Embora reconheça que não se pode minimizar a contração das exportações, Paulo Gonçalves refere que esta deve ser encara de um ponto de vista de desaceleração geral no comércio global de calçado. Assim, considera que “os resultados mostram que a estratégia de Portugal continua adequada e que as empresas conseguiram defender os seus mercados num ambiente de enorme pressão”.

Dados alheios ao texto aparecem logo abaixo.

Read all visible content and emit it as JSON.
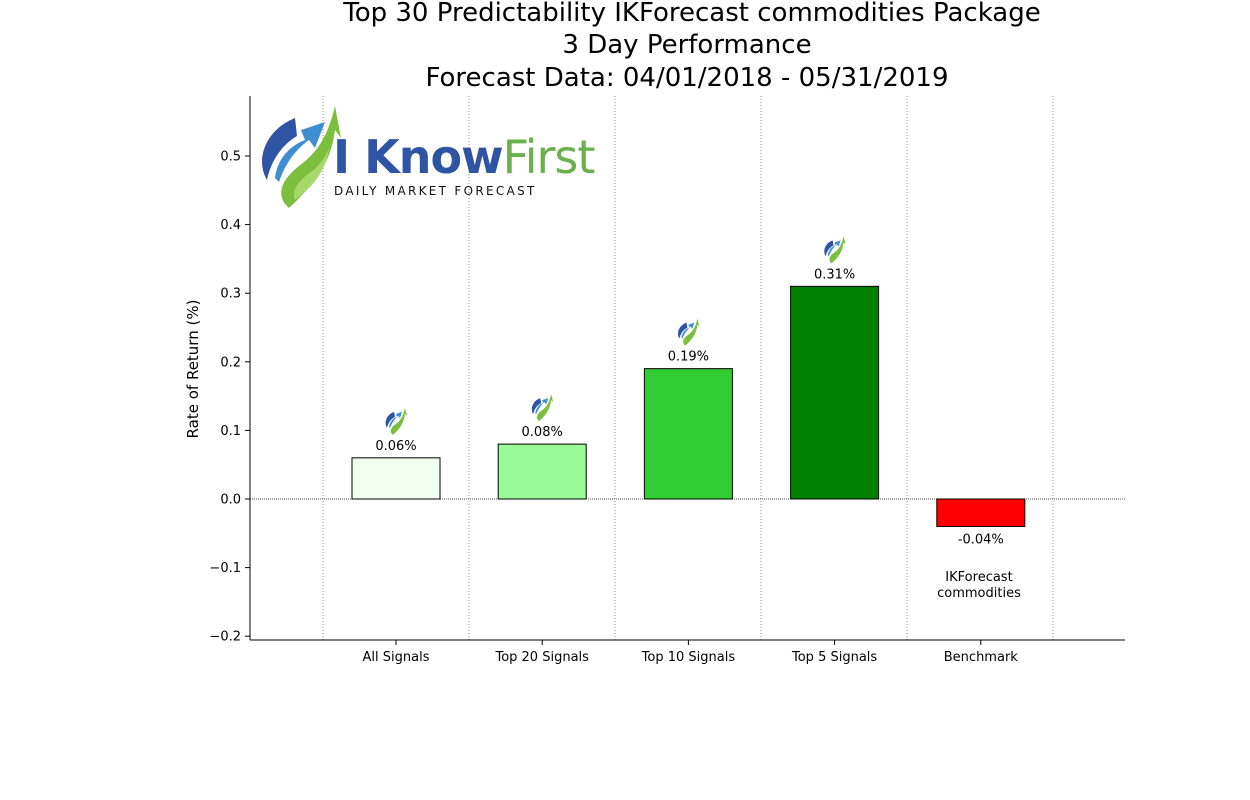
{
  "chart_data": {
    "type": "bar",
    "title_lines": [
      "Top 30 Predictability IKForecast commodities Package",
      "3 Day Performance",
      "Forecast Data: 04/01/2018 - 05/31/2019"
    ],
    "ylabel": "Rate of Return (%)",
    "xlabel": "",
    "ylim": [
      -0.2,
      0.6
    ],
    "yticks": [
      {
        "value": -0.2,
        "label": "−0.2"
      },
      {
        "value": -0.1,
        "label": "−0.1"
      },
      {
        "value": 0.0,
        "label": "0.0"
      },
      {
        "value": 0.1,
        "label": "0.1"
      },
      {
        "value": 0.2,
        "label": "0.2"
      },
      {
        "value": 0.3,
        "label": "0.3"
      },
      {
        "value": 0.4,
        "label": "0.4"
      },
      {
        "value": 0.5,
        "label": "0.5"
      }
    ],
    "categories": [
      "All Signals",
      "Top 20 Signals",
      "Top 10 Signals",
      "Top 5 Signals",
      "Benchmark"
    ],
    "values": [
      0.06,
      0.08,
      0.19,
      0.31,
      -0.04
    ],
    "data_labels": [
      "0.06%",
      "0.08%",
      "0.19%",
      "0.31%",
      "-0.04%"
    ],
    "bar_colors": [
      "#f0fff0",
      "#98fb98",
      "#32cd32",
      "#008000",
      "#ff0000"
    ],
    "grid": "vertical dotted",
    "benchmark_note": [
      "IKForecast",
      "commodities"
    ]
  },
  "logo": {
    "brand_part1": "I Know",
    "brand_part2": "First",
    "tagline": "Daily Market Forecast"
  }
}
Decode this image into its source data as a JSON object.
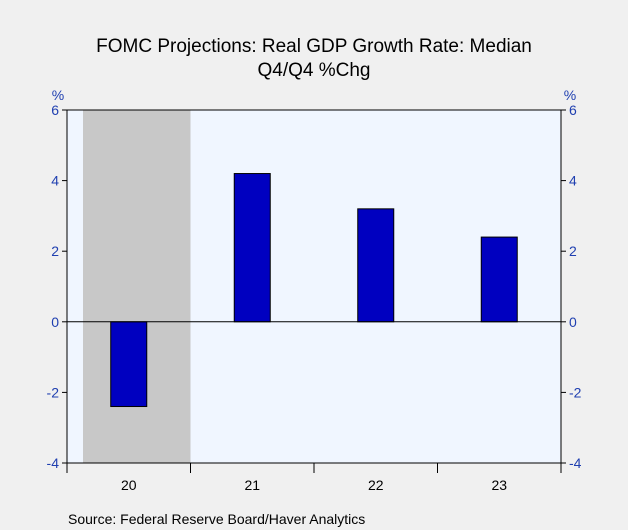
{
  "chart_data": {
    "type": "bar",
    "title": "FOMC Projections: Real GDP Growth Rate: Median",
    "subtitle": "Q4/Q4 %Chg",
    "categories": [
      "20",
      "21",
      "22",
      "23"
    ],
    "series": [
      {
        "values": [
          -2.4,
          4.2,
          3.2,
          2.4
        ],
        "color": "#0000c0"
      }
    ],
    "ylim": [
      -4,
      6
    ],
    "yticks": [
      -4,
      -2,
      0,
      2,
      4,
      6
    ],
    "unit_left": "%",
    "unit_right": "%",
    "shaded_category": "20",
    "source": "Source:  Federal Reserve Board/Haver Analytics",
    "colors": {
      "plot_background": "#f0f6ff",
      "shade": "#c8c8c8",
      "bar": "#0000c0",
      "tick_labels": "#1f3fb0",
      "page_background": "#f0f0f0"
    }
  }
}
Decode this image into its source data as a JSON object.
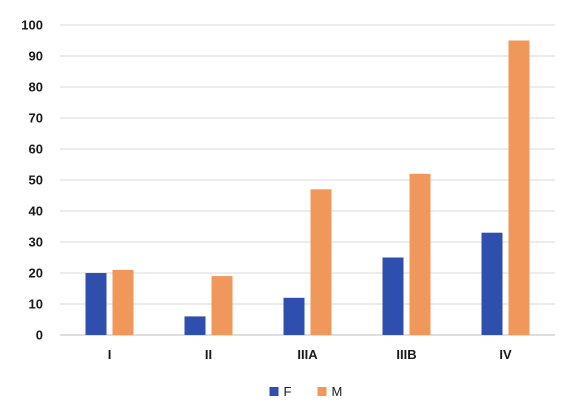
{
  "chart_data": {
    "type": "bar",
    "title": "",
    "xlabel": "",
    "ylabel": "",
    "categories": [
      "I",
      "II",
      "IIIA",
      "IIIB",
      "IV"
    ],
    "series": [
      {
        "name": "F",
        "color": "#2e4fae",
        "values": [
          20,
          6,
          12,
          25,
          33
        ]
      },
      {
        "name": "M",
        "color": "#f0975b",
        "values": [
          21,
          19,
          47,
          52,
          95
        ]
      }
    ],
    "ylim": [
      0,
      100
    ],
    "yticks": [
      "0",
      "10",
      "20",
      "30",
      "40",
      "50",
      "60",
      "70",
      "80",
      "90",
      "100"
    ],
    "grid": true,
    "legend_position": "bottom"
  }
}
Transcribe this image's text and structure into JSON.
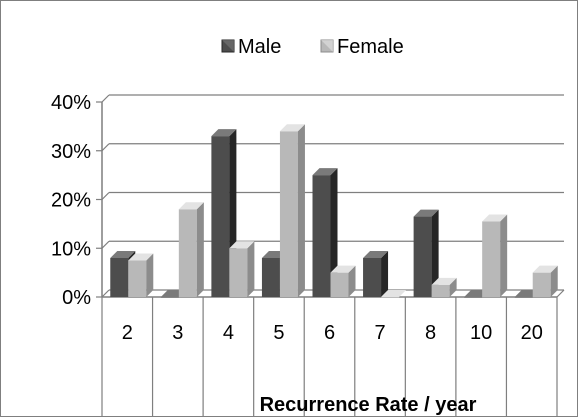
{
  "chart_data": {
    "type": "bar",
    "style": "3d-clustered-column",
    "title": "",
    "xlabel": "Recurrence Rate / year",
    "ylabel": "",
    "categories": [
      "2",
      "3",
      "4",
      "5",
      "6",
      "7",
      "8",
      "10",
      "20"
    ],
    "series": [
      {
        "name": "Male",
        "values": [
          8,
          0,
          33,
          8,
          25,
          8,
          16.5,
          0,
          0
        ]
      },
      {
        "name": "Female",
        "values": [
          7.5,
          18,
          10,
          34,
          5,
          0,
          2.5,
          15.5,
          5
        ]
      }
    ],
    "ylim": [
      0,
      40
    ],
    "yticks": [
      "0%",
      "10%",
      "20%",
      "30%",
      "40%"
    ],
    "grid": true,
    "legend_position": "top-center",
    "colors": {
      "male": "#4d4d4d",
      "male_dark": "#262626",
      "male_light": "#7a7a7a",
      "female": "#b8b8b8",
      "female_dark": "#8c8c8c",
      "female_light": "#e3e3e3",
      "grid": "#7f7f7f",
      "axis": "#7f7f7f"
    }
  }
}
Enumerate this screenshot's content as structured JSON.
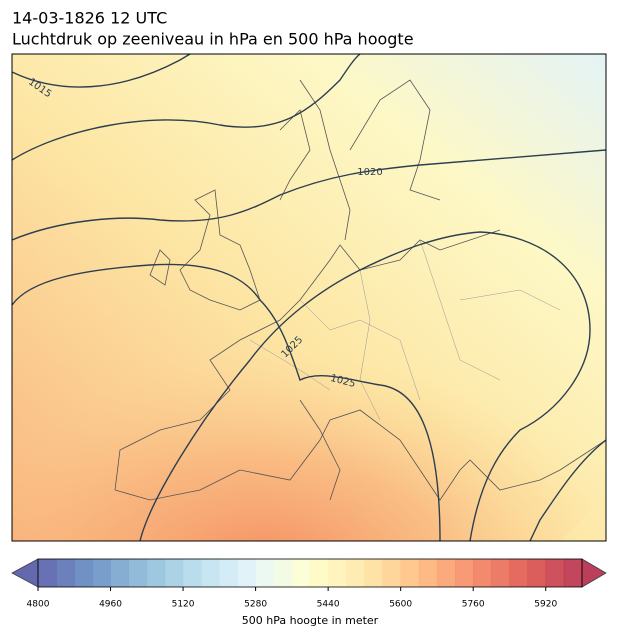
{
  "header": {
    "title_line1": "14-03-1826 12 UTC",
    "title_line2": "Luchtdruk op zeeniveau in hPa en 500 hPa hoogte"
  },
  "map": {
    "isobar_labels": [
      1015,
      1020,
      1025,
      1025
    ]
  },
  "colorbar": {
    "range": [
      4800,
      6000
    ],
    "step": 40,
    "ticks": [
      4800,
      4960,
      5120,
      5280,
      5440,
      5600,
      5760,
      5920
    ],
    "palette": [
      "#313695",
      "#4575b4",
      "#74add1",
      "#abd9e9",
      "#e0f3f8",
      "#ffffbf",
      "#fee090",
      "#fdae61",
      "#f46d43",
      "#d73027",
      "#a50026"
    ],
    "label": "500 hPa hoogte in meter"
  }
}
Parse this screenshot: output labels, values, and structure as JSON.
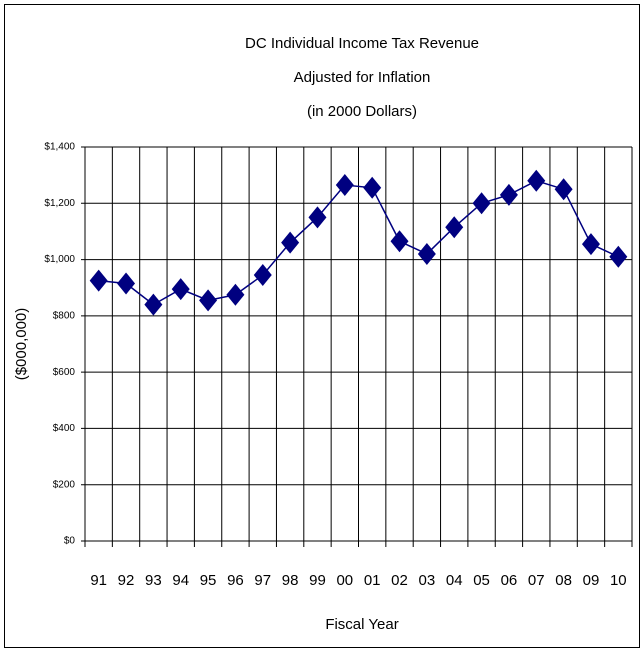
{
  "chart_data": {
    "type": "line",
    "title": [
      "DC Individual Income Tax Revenue",
      "Adjusted for Inflation",
      "(in 2000 Dollars)"
    ],
    "x_label": "Fiscal Year",
    "y_label": "($000,000)",
    "categories": [
      "91",
      "92",
      "93",
      "94",
      "95",
      "96",
      "97",
      "98",
      "99",
      "00",
      "01",
      "02",
      "03",
      "04",
      "05",
      "06",
      "07",
      "08",
      "09",
      "10"
    ],
    "series": [
      {
        "name": "DC Individual Income Tax Revenue",
        "color": "#000080",
        "values": [
          925,
          915,
          840,
          895,
          855,
          875,
          945,
          1060,
          1150,
          1265,
          1255,
          1065,
          1020,
          1115,
          1200,
          1230,
          1280,
          1250,
          1055,
          1010
        ]
      }
    ],
    "ylim": [
      0,
      1400
    ],
    "yticks": [
      {
        "value": 0,
        "label": "$0"
      },
      {
        "value": 200,
        "label": "$200"
      },
      {
        "value": 400,
        "label": "$400"
      },
      {
        "value": 600,
        "label": "$600"
      },
      {
        "value": 800,
        "label": "$800"
      },
      {
        "value": 1000,
        "label": "$1,000"
      },
      {
        "value": 1200,
        "label": "$1,200"
      },
      {
        "value": 1400,
        "label": "$1,400"
      }
    ],
    "grid": true
  }
}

O setor continua a ser afetado pelas disrupções globais. Os conflitos na Ucrânia e Médio Oriente têm reduzido o acesso a mercados de luxo que eram importantes para a indústria portuguesa, e as interrupções logísticas especialmente no estreito de Ormuz, estão a penalizar a atividade económica e a contribuir para custos mais altos, segundo o responsável.
A APICCAPS revela que “internacionalmente, todos os principais players enfrentam dificuldades significativas nos primeiros cinco meses de 2026”. A China registou perdas de 10,9%, o Brasil 15,7% e a Turquia 5,3%.